假设哈希函数在桶之间正确的把元素列散开来,HashMap的实现为基本操作(get和put)提供了恒定的时间性能。也就是迭代整个集合需要的的时间和HashMap的容量和键值对数量成比例.容量是指哈希桶的桶的数量(哈希桶意思如下),所以初始化时尽量不要设置太大的容量
哈希桶
我们在利用哈希值存放数据时,会遇到冲突,常用的解决冲突的方法有:开放定址、链地址、溢出区,其中链地址就是哈希桶。、
我们会将元素的哈希值设为桶,哈希值相同的元素放入一个桶中,就是如下图。根据哈希值和值找元素也是此步骤,找到哈希值的桶,如果桶中第一个元素是要找的则结束,否则继续找下一个元素,直至找到元素
An instance of HashMap has two parameters that affect its performance: initial capacity and load factor. The capacity is the number of buckets in the hash table, and the initial capacity is simply the capacity at the time the hash table is created. The load factor is a measure of how full the hash table is allowed to get before its capacity is automatically increased. When the number of entries in the hash table exceeds the product of the load factor and the current capacity, the hash table is rehashed (that is, internal data structures are rebuilt) so that the hash table has approximately twice the number of buckets.
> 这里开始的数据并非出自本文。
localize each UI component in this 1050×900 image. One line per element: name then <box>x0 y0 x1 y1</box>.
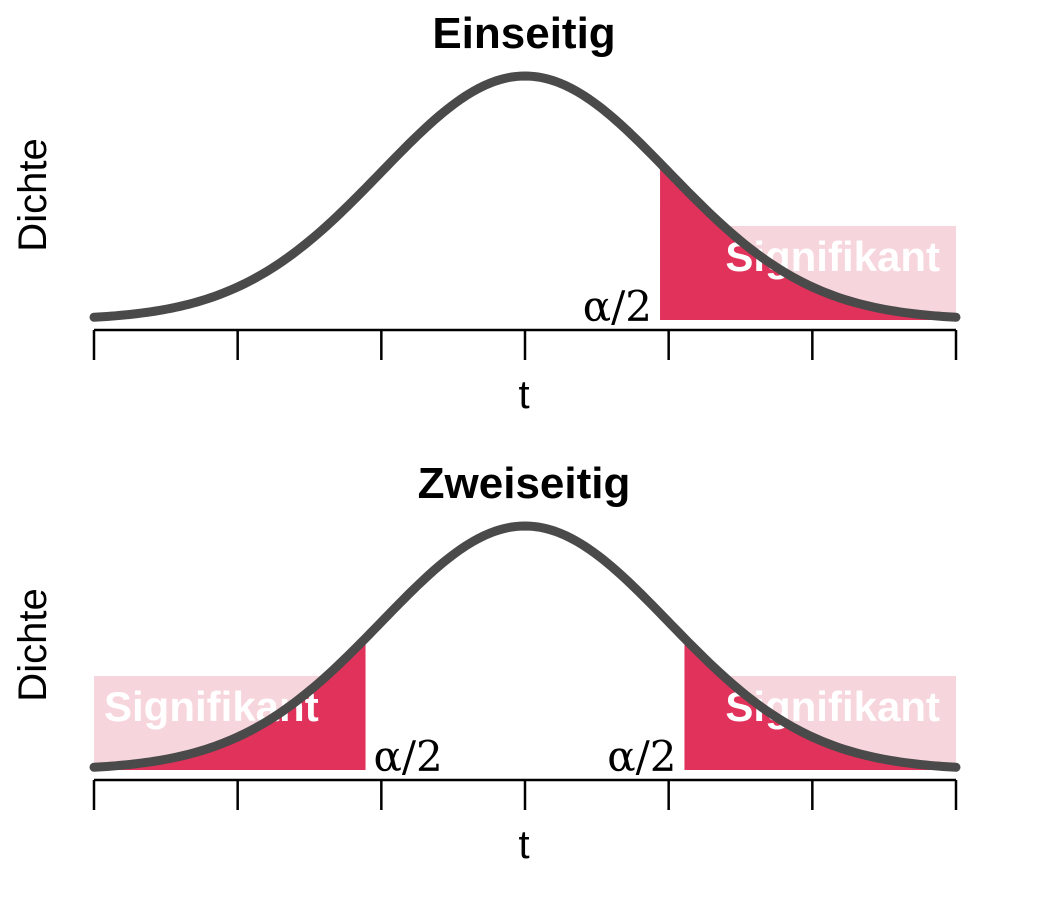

HashMap实例有两个影响其性能的参数:初始容量和负载因子。容量是哈希表中的桶数(上面已经讲解),初始容量只是创建哈希表时的容量。加载因子是在自动增加容量之前允许哈希表获取的完整程度的度量。当哈希表中的条目数超过加载因子和当前容量的乘积时,哈希表将被重新哈希(即,重建内部数据结构),以便哈希表具有大约两倍的桶数。
As a general rule, the default load factor (.75) offers a good tradeoff between time and space costs. Higher values decrease the space overhead but increase the lookup cost (reflected in most of the operations of the HashMap class, including get and put). The expected number of entries in the map and its load factor should be taken into account when setting its initial capacity, so as to minimize the number of rehash operations. If the initial capacity is greater than the maximum number of entries divided by the load factor, no rehash operations will ever occur.
作为一般规则,默认加载因子(.75)在时间和空间成本之间提供了良好的权衡。较高的值会减少空间开销,但会增加查找成本(反映在HashMap类的大多数操作中,包括get和put)。在设置其初始容量时,应考虑映射中的预期条目数及其加载因子,以便最小化重新散列操作的数量。如果初始容量大于最大条目数除以加载因子,则不会发生重新加载操作。
If many mappings are to be stored in a HashMap instance, creating it with a sufficiently large capacity will allow the mappings to be stored more efficiently than letting it perform automatic rehashing as needed to grow the table. Note that using many keys with the same hashCode() is a sure way to slow down performance of any hash table. To ameliorate impact, when keys are Comparable, this class may use comparison order among keys to help break ties.
如果存储的键值对过多,那么给予他初始容量足够大会比其自己扩容效率高(因为需要调整Hash表)。使用具有相同hashCode()的许多键会减慢任何哈希表性能,为了改善这种情况,当键是可以比较的,那么这个类可以使用他们的顺序降低这种影响
如加载因子时0.75(默认,最好),当前容量为16,则在键值对数目超过16时进行扩容。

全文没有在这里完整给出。